With pressure building on many fronts, the Chinese authorities must contend with the notion that they may eventually lose control of both the virus and public patience; hence the path forward is treacherous.
Very few analysts are of the opinion that China is preparing for an imminent reopening. Instead, many opine that there may be a period of confusion and policy blunders immediately ahead.
Grim Outlook For China’s Economy
The outlook for the economy is grim under the current circumstance. The locking down of businesses, residential areas and even entire districts are likely to continue, although full-city shutdowns may not happen.
Local officials may also do this without formally announcing lockdowns to appear to uphold the new loosening measures, which will only add to the confusion. Many of the current troubles facing airlines and cinema companies will probably continue and spread to other consumer-facing businesses.
The outlook for multinational companies is not great either; they can expect continued disruptions.
Even American consumers shopping for a new phone will get a taste of zero-covid as a recent lockdown of a Chinese plant that assembles iPhones has caused severe disruptions for Apple.
The factory, which employs 200,000 people and is owned by Foxconn, a Taiwanese company, suffered from an outbreak in October that forced a partial lockdown.

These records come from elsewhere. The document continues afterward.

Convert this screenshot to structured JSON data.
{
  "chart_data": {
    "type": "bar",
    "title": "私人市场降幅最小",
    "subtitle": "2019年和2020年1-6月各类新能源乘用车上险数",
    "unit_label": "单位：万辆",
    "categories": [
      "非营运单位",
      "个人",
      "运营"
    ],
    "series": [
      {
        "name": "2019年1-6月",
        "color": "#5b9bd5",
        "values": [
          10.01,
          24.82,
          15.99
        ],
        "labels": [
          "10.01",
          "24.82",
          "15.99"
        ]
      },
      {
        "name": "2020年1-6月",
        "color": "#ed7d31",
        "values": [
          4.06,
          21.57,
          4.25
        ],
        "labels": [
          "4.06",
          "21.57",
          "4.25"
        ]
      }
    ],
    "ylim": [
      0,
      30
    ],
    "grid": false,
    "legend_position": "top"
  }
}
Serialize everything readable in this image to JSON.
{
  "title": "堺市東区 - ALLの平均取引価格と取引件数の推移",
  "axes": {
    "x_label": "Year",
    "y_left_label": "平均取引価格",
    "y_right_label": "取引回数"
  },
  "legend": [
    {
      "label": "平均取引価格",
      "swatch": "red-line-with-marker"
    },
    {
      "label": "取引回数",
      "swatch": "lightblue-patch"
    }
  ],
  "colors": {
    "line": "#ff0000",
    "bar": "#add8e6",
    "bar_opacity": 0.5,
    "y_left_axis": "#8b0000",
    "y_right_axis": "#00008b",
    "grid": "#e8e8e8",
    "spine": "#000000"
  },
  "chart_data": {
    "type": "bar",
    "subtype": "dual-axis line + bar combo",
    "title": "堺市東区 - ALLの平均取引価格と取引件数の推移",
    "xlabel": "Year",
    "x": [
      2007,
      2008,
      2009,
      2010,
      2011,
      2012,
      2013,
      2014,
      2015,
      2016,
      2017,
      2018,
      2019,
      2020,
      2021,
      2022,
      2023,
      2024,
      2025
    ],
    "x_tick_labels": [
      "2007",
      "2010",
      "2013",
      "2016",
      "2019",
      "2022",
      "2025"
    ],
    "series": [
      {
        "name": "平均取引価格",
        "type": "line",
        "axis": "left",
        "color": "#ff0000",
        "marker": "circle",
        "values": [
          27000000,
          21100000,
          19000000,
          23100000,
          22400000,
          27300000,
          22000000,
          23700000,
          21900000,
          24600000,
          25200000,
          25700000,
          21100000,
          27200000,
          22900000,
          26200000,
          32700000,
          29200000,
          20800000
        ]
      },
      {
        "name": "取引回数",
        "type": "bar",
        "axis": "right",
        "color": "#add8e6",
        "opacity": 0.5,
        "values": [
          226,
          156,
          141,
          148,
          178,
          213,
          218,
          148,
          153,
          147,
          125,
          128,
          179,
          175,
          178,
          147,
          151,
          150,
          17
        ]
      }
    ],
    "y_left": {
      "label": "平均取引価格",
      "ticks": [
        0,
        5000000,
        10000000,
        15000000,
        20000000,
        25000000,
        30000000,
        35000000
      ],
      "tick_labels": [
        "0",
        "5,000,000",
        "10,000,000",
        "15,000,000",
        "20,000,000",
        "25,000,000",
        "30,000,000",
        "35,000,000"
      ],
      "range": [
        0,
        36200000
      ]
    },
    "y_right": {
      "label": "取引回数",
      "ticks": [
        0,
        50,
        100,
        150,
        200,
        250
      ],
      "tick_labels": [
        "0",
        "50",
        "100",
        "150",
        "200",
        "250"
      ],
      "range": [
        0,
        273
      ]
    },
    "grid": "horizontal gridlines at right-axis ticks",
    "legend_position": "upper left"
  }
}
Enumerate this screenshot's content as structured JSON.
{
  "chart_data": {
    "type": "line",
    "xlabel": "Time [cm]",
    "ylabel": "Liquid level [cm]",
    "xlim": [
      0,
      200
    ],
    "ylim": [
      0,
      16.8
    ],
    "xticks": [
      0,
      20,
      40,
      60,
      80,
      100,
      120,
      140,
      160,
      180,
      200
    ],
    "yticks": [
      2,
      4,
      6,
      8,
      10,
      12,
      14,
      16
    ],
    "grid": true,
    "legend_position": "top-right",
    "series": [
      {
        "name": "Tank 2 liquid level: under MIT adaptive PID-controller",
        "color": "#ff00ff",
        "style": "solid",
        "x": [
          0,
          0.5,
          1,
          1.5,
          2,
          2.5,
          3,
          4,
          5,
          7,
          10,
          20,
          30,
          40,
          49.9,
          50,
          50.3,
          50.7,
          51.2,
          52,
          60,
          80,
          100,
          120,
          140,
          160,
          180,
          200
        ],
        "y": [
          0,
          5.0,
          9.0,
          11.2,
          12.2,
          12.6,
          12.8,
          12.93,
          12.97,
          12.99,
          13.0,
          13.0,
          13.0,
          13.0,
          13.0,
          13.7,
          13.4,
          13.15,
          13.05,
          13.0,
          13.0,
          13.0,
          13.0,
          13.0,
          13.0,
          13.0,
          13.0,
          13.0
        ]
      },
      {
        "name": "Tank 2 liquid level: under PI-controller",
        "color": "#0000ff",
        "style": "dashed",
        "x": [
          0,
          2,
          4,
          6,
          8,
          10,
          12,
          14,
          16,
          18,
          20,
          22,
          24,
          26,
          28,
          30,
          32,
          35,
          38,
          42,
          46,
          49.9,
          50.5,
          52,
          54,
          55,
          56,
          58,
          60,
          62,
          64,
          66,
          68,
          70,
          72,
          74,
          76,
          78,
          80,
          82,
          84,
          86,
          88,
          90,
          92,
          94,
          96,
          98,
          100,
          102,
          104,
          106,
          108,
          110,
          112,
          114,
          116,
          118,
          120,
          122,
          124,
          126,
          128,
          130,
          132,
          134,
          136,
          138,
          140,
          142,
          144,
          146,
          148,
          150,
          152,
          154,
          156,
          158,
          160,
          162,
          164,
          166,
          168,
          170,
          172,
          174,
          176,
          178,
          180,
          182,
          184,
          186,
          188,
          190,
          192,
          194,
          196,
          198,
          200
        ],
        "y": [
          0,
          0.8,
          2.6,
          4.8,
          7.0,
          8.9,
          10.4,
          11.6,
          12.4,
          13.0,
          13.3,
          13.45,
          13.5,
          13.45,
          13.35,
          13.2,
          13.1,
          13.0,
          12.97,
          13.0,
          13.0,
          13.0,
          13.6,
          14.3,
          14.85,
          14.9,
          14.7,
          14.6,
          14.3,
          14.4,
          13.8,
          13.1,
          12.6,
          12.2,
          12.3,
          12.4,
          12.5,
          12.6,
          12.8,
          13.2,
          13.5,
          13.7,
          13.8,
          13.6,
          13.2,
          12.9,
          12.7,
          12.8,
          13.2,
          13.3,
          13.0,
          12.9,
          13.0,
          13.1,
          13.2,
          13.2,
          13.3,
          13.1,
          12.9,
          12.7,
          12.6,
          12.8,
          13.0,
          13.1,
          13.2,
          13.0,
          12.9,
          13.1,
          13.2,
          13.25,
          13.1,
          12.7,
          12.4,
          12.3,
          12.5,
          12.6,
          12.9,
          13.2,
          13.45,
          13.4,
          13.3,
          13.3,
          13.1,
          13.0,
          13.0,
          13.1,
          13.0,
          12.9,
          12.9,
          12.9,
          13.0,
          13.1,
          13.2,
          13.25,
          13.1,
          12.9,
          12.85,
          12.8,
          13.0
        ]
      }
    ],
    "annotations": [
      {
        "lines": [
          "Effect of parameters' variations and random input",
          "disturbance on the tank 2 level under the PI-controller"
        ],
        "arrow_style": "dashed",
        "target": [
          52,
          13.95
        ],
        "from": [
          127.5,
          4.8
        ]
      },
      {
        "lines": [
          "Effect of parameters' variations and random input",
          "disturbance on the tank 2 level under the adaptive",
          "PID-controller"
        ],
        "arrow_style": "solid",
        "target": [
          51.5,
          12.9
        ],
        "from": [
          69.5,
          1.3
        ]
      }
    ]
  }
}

While Food became scarce and rubbish piled up, many employees ran for it, hopping over walls and walking down motorways to get home.
To resolve the labour shortages, officials in Henan province, where the factory is located, have called on low-level Communist Party functionaries to begin staffing production lines.
At the same time, Foxconn is trying to recruit more workers, and production will probably still fall short.
2023 doesn’t look promising either for China, as there is the potentiality of even more chaos, wherein cases may rise and authorities may be forced to abandon zero – covid policy.
However, should the above happen, it could become one of the world’s largest public-health turmoils in recent history, causing a vast resurgence in cases across the population. Which could result in a slowdown in commercial activity, and factories could temporarily shut down even as infections spread across production floors.
Supply chains could get choked because of policy confusion and inconsistencies between counties, cities and provinces.
Local officials, trained over the past three years to avoid covid cases at all costs, would probably have to rely on stealth lockdowns to curtail the spread.
If relaxed, these conditions allow the virus to be transmitted relatively rapidly and could last for a quarter at a minimum.
If the regions covered by lockdowns during this phase happen, this could account for as much as 40% of GDP, with output falling over one or two quarters.
Conclusion: China, if even ending zero-covid immediately, would probably not find positive economic effects until 2024, according to most economists.
These couple of days for China is a period marked by turbulence and instability. Growth would be low, and, depending on how local authorities carry out covid restrictions, Chinese population protests are likely to continue.